伊藤整著『鳴海仙吉』(岩波文庫、2006)

澤田繁晴著『炎舞 文学・美術散策』で引用されていた、伊藤整の「鳴海仙吉」を岩波文庫で見つけたので読んでみた。底本は新潮文庫版(1956年初版、1972年16刷)。親本は1950年に細川書店から出た単行本だろう。

500ページ強もあるので腰が引け、読む前にネット上の感想文をいくつ閲覧した。「読みづらい」そして「面白い」という評が目についた。澤田が引用した箇所は、主人公、鳴海仙吉の戦時中の回想部分のごく一部に当たる。戦前文壇を題材にした私小説かと思っていたら、もっと実験的な作品だった。

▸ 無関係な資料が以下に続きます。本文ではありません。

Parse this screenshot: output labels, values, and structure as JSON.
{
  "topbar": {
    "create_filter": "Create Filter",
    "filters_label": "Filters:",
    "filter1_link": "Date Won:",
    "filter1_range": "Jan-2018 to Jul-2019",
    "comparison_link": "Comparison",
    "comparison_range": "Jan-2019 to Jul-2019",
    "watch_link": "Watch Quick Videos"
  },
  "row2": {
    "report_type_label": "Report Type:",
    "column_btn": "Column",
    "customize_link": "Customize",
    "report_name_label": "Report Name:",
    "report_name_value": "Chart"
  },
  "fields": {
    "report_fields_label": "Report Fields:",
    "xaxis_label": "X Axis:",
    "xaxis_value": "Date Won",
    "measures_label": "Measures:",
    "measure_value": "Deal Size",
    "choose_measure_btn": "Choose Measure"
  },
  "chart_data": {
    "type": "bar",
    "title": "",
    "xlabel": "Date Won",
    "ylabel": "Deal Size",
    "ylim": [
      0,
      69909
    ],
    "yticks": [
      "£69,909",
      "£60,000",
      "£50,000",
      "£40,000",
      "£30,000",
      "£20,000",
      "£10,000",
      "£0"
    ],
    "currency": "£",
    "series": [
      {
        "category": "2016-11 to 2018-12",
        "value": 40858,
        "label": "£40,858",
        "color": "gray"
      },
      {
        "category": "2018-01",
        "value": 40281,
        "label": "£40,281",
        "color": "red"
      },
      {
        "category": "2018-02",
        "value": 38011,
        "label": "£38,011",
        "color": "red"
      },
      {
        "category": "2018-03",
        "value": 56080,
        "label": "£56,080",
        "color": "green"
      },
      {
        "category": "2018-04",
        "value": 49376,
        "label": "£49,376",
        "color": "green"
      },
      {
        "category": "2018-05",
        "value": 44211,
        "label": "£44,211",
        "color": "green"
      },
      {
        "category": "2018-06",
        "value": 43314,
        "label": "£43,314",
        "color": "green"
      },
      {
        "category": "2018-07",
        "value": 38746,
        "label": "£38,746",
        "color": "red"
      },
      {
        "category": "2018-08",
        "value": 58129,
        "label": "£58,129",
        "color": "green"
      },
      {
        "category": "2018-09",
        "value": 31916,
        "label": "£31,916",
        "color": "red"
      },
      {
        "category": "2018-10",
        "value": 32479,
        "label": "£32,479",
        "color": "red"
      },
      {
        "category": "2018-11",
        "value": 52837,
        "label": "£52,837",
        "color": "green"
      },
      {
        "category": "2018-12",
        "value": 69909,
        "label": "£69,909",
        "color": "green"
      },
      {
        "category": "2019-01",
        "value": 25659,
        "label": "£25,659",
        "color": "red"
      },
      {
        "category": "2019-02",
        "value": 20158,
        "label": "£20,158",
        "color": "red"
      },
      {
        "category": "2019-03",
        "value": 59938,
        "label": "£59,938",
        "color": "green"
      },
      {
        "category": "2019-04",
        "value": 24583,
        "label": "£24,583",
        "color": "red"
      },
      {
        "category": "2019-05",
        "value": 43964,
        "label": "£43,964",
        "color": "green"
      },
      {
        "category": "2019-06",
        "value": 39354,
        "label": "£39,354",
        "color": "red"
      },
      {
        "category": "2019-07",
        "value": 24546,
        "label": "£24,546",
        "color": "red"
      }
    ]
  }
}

岩波文庫版では次男の伊藤礼が解説を書いている。小説の中身には触れず、執筆当時の伊藤整について紹介している(新潮文庫版の解説は瀬沼茂樹だが未読)。

読みづらさの理由は、描写方法や文体の違う評論+詩+私小説的小説等が交互にやってくるからだろう。1冊の本にすることを念頭にそれぞれの章が書かれたのか、様々な雑誌に掲載されたものを理論づけて合体させたのか、その辺りは伊藤礼の解説を読めば分かるようになっている。

そして、全てはパロディに思えた。初めて目にするような比喩、意表を突く修飾語、オノマトペ等が湧き出てくるようなことはないが、主人公の設定が大学教師ということもあり、ナボコフの作品と比較することができるかもしれない。この作品の面白さは、伊藤の理論と実践を追体験するところにあるのではないか。

アマゾン等には、評論の『小説の方法』と同時並行的に執筆され、

伊藤整(一九〇五‐一九六九)の中期を代表する長篇。明確な方法意識に支えられた構成上きわめて実験的な小説で、詩、戯作評論、戯作講演、独白的手記、間接描写、戯曲形式の混合体となっている。

と紹介されている。

伊藤整夏葉社の『近代日本の文学史』(光文社版が底本)しか読んだことがなかったので、本書が伊藤の中でどんな位置づけにあるのかは分らないが、講談社文芸文庫の『日本文壇史』の人という覚え方は失礼だったと反省した。

私は読みづらいところは、どんどん飛ばして読んだ。あまり飛ばし過ぎると「疎開中の大学講師の初恋の人の妹が未亡人となって現れ双方惹かれるものがあったが破局した」だけしか残らない。